Senate debates

Friday, 23 March 2007

Native Title Amendment Bill 2006

In Committee

2:03 pm

Photo of David JohnstonDavid Johnston (WA, Liberal Party, Minister for Justice and Customs) Share this | Hansard source

The rep bodies are funded to provide a service, not to undertake a broader advocacy role with respect to the nebulous nature of Indigenous affairs. They are there for a discrete purpose, and that is to provide outcomes and to assist in the expeditious processing of native title claims to the satisfaction of the claimants and with the recognition of their rights. The functions of rep bodies will not be changed. Obligations of rep bodies are not changed or amended through this legislation. The amendments that the opposition seeks to move are opposed to the further emphasis upon the outcome. This is not about the process. This is not about the rep bodies having some sort of secure position in life; this is about having them do the right thing by the intended beneficiaries of this legislation. The intended beneficiaries were the native title holders.

Let us talk about opposition amendment (2) on sheet 5208. The opposition opposes the extension of eligibility for recognition to Corporations Act companies. Anybody with any experience in this area knows that representative bodies right around Australia from time to time employ corporate consultants, and indeed large law firms from the capital cities, to administer and assist in the future process and in the processing of claims through the Federal Court.

For some reason unbeknownst to the government the opposition is very frightened that somehow an efficient corporate entity or consultant will come along and usurp the bureaucratic dream that rep bodies in Australia have become. Who could complain about the very good work being done by New South Wales Native Title Services, Queensland South Native Title Services and Native Title Services Victoria—three corporate entities who are doing a very good job and stand as a practical example of what we are seeking to enable the minister to do to facilitate the delivery of an outcome to native title claimants? But, no, the opposition cannot see that and does not want to see that.

With respect to amendment (4), the opposition are proposing to remove a provision that helps to guarantee that only existing rep bodies are invited to apply for recognition during the transition period. They complain about stability. They complain about all these things. Here is an example of what we are doing: only existing rep bodies are invited to apply.

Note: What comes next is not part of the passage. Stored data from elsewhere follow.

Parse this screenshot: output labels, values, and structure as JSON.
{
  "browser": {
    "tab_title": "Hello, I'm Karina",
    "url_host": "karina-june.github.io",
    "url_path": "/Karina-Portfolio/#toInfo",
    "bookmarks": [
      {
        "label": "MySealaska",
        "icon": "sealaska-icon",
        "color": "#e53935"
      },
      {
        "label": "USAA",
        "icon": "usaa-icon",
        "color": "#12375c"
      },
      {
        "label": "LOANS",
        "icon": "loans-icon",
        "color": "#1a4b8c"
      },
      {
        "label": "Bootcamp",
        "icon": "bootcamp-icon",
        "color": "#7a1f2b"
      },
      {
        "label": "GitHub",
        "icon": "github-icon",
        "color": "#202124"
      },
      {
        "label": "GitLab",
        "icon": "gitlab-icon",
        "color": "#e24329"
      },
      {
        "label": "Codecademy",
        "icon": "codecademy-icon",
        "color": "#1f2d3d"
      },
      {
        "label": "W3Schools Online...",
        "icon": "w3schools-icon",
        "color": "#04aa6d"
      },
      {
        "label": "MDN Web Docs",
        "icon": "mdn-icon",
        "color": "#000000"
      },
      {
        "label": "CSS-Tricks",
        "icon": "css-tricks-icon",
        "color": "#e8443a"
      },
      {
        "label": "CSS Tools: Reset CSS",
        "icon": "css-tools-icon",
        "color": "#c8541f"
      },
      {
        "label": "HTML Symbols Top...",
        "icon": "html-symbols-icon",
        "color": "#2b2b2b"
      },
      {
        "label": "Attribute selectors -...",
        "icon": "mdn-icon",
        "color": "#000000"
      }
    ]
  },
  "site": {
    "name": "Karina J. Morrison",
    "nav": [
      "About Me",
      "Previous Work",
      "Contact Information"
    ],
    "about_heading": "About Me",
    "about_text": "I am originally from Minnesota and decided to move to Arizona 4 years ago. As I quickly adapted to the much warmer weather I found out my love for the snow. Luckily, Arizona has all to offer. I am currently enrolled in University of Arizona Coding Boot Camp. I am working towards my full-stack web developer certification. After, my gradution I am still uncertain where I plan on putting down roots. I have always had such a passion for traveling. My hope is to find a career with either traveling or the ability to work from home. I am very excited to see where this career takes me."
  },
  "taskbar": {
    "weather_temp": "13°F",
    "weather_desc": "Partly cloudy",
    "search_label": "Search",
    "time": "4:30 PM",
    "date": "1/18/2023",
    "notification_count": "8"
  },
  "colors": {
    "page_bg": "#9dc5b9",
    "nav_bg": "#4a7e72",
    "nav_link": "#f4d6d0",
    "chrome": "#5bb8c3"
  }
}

The opposition’s position is a confused position up against all of the other amendments that they seek to put up. Certainly the government would not resile from its public commitment to guarantee all existing native title representative bodies a term of recognition under the new arrangements if they want one. This is what native title rep bodies have been promised and what they expect, and it is what they will get. If what the opposition were really trying to do was oppose fixed terms altogether, of course that would be an entirely unacceptable outcome.

Turning to amendment (7), the opposition wants to largely retain the unworkable criteria for derecognition. It is cumbersome and ineffective. No-one can forget the Queensland South Representative Body that laboured on, ineffectual and racked with division, for some 18 months because the powers were not sufficient or effective enough to enable a quick and speedy solution to that problem. Who suffers when these representative bodies cannot find their way to delivering the service? It is the people whom the act intended to benefit: the native title claimants. It is totally unacceptable that claimants can be left without services for a year and a half while a clearly dysfunctional organisation drags out the process of its inevitable demise. We are arresting that; we are changing that; we are fixing that to the benefit of Aboriginal people. The outcome is very clear, and yet the opposition opposes this move.

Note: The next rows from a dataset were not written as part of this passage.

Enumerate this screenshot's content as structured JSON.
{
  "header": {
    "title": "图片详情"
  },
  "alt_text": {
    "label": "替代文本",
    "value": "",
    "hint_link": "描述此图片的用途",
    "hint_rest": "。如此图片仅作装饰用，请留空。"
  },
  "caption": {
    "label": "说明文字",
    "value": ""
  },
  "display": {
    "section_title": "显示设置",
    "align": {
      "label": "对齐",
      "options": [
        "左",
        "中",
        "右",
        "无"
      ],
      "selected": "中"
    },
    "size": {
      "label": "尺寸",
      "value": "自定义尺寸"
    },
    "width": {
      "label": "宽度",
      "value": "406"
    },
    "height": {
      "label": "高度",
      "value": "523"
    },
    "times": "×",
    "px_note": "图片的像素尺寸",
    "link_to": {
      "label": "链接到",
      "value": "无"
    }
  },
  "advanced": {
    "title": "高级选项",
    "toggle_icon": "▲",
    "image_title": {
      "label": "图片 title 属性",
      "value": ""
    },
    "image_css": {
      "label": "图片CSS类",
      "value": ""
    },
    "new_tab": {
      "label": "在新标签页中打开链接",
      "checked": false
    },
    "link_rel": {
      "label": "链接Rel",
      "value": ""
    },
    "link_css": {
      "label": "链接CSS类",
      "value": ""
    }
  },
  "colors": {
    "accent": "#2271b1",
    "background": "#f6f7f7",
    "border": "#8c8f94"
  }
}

Let us move to opposition amendments (5), (6), (8), (9) and (11) to (15) on sheet 5208. Amendment (5) wants to prevent a simplification of the recognition criteria. I would have thought that was a very good thing. Amendment (6) wants to prevent the minister extending boundaries of rep bodies on his initiative and simplify the criteria for extending those boundaries. The opposition are opposed to that. Interesting—I cannot understand it. It is not in line with their platitudes. Amendment (8) prevents changes to when the minister must consider the fairness of bodies’ organisational structures and administrative processes consequent on changes to recognition and related criteria. I would have thought that spoke for itself. Amendment (9) wants to prevent consequential amendment following the removal of strategic plans. Amendment (11) will prevent consequential amendment following the removal of annual reports. These are things that make life easier for these rep bodies. Amendments (12), (13), (14) and (15) remove application provisions consequent on other opposition amendments.

I do not think I need to say much more other than to underline that the government’s reforms are clearly designed to simplify the process. These reforms will simplify the way that services can be delivered and that accountability and oversight can occur with respect to these rep bodies in the hope and with the intent and the objective that there will be better outcomes for Indigenous people who are native title claimants.